An Interview With Alexa Clay
You study the misfits of society and sub-cultures. What is the best piece of advice you have learnt from fringe organisations?
From hermits I've learned the value of quiet and connecting with your authenticity. From hackers I've learned the need for autonomy and relaxed hierarchy. From gangsters I've learned the art of hustle and resourcefulness. From live-action-role-players I've learned how fantasy role playing can be an incredible source of creativity for prototyping.
A lot of the underground innovators you work with keep their work a secret, and make their organisation very hard to get hold of, how do you source out these grassroots organisations of society in order to bring their activities to light?

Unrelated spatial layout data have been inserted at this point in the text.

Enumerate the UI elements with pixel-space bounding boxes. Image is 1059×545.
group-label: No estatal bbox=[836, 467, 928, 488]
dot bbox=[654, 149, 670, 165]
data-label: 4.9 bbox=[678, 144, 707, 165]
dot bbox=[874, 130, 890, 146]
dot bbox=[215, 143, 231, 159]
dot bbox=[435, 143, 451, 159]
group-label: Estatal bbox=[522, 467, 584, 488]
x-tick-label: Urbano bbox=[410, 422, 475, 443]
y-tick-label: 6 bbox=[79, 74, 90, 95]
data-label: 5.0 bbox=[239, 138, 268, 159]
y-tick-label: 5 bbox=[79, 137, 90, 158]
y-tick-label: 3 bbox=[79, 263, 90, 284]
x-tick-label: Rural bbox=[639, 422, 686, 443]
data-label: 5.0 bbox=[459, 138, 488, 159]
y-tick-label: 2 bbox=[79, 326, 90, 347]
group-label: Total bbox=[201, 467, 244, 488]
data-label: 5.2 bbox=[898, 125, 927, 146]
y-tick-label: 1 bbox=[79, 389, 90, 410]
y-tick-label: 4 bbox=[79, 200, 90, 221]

I spent over four years building trust with innovators in the black market and informal economy. There is no LinkedIn for these types of actors - so a lot of my research was based on introductions, just being at the right place at the right time, and knowing where to look in particular cities. Most people feel pretty immune to the law, so I was surprised how open and talkative people were.
What tools/key messages do you hope clients take away following a keynote session with you?
1. Exposure to cutting-edge thinking on creativity and innovation practice 2. Inspiring models of organising and community building 3. Dynamic insight into “fringe” communities and best practice from hackers, pirates, gangsters, and hippies 4. How to create enabling environments for intrapreneurs and how to foster innovative subcultures within organisations
How did you get into public speaking? What projects are you currently working on, both in this capacity and generally?
I got into public speaking to help create bridges between "old power" institutions and emergent fringe subcultures. I am currently working with different "neo-tribe" communities around the world - helping to share the stories of alternative forms of community from start-up and hacker collectives to eco-villages, maker spaces, co-living communities and new types of guerilla networks popping up around the world.
Has your work ever put you in danger, if so how did you combat this?
I've been very careful. I've only ever been mugged once - and that was unsuccessful. It was by a guy who seemed like it was his first time trying it out. The only real danger I was ever in was taking a death-defying motorcycle ride with an Indian gangster who nearly made me into road kill.